In Portland, Oregon, Katherine Flippin was born Mary Katherine Stewart to parents McCants and Mary Weir Stewart. During her final year of high school, she dropped out and began a fifteen-year stint working in a department store.

Stewart married Robert Browning Flippin, a community activist and future executive director of the Booker T. Washington Community Service Center. In 1918, they moved to San Francisco. Their marriage is featured in the 2010 book Stormy Weather: Middle-Class African American Marriages Between the Two World Wars.

After getting married, Flippin finished high school and went on to earn both a bachelor's and a master's degrees in early childhood education at San Francisco State College. During this time, she was a supervising teacher in the nursery school at the college. In 1949, Flippin was appointed to the faculty. She established Aid for Brain-Damaged Children, Inc., an experimental unit focused on how non-motor disabled, brain-injured children deviate in visual and auditory areas. Flippin also was a teacher at the Northern California School for Cerebral Palsied and Others.

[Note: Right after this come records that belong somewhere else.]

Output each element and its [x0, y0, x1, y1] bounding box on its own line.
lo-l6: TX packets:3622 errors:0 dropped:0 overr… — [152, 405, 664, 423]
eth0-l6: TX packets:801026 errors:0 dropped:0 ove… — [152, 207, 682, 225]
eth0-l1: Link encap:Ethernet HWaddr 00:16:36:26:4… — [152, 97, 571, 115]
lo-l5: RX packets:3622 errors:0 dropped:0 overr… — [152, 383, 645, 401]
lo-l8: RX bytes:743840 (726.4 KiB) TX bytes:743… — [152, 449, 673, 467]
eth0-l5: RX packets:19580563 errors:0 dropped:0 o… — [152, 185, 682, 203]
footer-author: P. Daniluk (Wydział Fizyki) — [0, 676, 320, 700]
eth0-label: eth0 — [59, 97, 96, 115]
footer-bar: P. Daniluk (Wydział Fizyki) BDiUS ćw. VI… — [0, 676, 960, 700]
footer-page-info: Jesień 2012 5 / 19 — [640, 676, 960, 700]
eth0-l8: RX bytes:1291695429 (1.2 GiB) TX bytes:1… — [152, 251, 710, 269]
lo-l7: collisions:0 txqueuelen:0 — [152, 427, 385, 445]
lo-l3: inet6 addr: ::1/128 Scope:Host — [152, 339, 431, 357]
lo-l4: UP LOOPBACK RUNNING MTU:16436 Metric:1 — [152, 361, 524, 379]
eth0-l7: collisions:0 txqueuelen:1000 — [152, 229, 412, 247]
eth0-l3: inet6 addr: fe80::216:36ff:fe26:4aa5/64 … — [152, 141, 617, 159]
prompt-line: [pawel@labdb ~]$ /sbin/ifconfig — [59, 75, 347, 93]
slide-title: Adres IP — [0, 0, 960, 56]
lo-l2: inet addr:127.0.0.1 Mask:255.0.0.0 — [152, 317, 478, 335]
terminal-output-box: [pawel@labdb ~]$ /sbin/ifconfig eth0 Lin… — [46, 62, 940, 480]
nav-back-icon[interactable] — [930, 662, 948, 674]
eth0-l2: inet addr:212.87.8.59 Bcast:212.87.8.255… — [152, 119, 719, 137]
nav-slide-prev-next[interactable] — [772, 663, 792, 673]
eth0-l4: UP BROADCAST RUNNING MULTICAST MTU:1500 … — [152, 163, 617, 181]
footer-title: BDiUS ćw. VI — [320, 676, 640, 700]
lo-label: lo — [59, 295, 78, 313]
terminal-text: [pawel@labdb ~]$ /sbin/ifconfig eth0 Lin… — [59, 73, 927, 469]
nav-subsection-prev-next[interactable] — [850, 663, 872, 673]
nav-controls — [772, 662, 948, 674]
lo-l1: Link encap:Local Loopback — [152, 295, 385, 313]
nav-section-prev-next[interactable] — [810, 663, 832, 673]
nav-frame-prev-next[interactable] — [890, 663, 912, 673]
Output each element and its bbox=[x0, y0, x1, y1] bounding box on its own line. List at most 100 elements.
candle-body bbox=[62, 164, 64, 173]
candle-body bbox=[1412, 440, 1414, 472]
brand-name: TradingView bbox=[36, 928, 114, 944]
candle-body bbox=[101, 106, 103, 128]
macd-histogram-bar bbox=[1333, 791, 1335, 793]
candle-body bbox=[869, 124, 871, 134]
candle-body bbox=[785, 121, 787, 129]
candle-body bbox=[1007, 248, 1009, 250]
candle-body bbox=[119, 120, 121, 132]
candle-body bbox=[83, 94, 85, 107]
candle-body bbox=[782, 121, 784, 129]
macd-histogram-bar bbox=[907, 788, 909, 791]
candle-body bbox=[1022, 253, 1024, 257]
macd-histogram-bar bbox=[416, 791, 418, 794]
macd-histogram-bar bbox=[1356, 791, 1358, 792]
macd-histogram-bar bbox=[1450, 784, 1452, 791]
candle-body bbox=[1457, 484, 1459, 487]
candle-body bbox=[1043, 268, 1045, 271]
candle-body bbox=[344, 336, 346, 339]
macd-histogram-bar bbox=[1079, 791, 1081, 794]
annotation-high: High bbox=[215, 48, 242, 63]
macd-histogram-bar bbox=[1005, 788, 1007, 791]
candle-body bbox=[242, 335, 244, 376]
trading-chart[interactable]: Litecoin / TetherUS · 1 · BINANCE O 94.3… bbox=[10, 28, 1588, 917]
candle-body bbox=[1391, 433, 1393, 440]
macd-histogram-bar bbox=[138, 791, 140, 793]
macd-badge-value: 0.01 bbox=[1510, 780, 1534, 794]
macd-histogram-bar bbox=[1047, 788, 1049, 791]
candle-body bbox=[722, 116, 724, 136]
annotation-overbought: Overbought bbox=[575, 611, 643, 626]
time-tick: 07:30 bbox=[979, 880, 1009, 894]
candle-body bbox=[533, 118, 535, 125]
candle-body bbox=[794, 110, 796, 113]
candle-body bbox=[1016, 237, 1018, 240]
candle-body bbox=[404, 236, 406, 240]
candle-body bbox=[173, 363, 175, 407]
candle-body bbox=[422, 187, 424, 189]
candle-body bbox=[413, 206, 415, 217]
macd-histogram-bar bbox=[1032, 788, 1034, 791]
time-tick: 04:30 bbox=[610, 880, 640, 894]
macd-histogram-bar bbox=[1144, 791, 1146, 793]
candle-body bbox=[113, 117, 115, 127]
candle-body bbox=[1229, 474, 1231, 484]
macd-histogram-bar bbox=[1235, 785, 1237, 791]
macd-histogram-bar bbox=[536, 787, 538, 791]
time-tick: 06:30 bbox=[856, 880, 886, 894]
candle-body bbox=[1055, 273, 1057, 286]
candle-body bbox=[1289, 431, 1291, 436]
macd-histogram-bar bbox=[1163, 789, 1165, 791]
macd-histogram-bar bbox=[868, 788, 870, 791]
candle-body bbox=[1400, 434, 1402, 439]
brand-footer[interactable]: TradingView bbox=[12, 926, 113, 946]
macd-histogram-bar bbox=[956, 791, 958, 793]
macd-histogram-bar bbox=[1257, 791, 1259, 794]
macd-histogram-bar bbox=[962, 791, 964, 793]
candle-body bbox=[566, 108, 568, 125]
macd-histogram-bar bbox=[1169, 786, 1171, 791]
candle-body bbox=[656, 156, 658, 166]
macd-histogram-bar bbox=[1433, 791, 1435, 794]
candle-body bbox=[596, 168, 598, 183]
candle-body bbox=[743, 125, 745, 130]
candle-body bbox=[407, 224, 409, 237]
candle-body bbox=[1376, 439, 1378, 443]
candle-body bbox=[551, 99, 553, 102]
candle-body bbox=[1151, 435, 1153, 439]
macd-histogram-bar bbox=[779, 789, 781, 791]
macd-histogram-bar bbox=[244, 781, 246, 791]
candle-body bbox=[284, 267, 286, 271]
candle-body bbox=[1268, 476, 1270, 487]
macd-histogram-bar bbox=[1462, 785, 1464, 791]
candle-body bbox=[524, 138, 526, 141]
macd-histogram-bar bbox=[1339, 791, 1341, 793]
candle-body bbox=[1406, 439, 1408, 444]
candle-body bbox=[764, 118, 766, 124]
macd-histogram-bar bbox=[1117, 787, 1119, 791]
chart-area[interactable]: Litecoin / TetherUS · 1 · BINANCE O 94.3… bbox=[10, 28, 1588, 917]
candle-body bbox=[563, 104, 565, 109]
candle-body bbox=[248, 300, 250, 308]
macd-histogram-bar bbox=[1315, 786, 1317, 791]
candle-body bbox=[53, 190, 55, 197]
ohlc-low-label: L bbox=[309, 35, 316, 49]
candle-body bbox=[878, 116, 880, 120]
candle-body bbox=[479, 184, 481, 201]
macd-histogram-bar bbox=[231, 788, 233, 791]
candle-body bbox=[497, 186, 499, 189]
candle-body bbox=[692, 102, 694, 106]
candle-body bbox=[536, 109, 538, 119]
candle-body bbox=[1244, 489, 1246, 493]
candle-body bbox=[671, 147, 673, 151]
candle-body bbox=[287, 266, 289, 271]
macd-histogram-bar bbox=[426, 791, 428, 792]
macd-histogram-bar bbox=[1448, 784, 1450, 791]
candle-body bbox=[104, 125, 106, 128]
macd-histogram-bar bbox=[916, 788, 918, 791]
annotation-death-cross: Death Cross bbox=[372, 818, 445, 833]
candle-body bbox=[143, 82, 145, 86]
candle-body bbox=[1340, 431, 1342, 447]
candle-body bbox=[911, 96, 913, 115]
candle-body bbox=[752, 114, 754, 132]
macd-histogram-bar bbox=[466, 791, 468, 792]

In 1966, Flippin started as a coordinator for the Head Start program in Pacifica, California. From 1968 until her retirement in 1972, she acted as the director of Cooper's Corner Child Care Center.

In 1967, Flippin donated the papers of her father, McCants Stewart, to Howard University.

A former president of Kappa Delta Pi, she was also an active member in the NAACP, San Francisco Consumer Action, and Children's Home Society. She was the niece of Carlotta Stewart Lai, who was a teacher and educator in Hawaii's public school system for about four decades.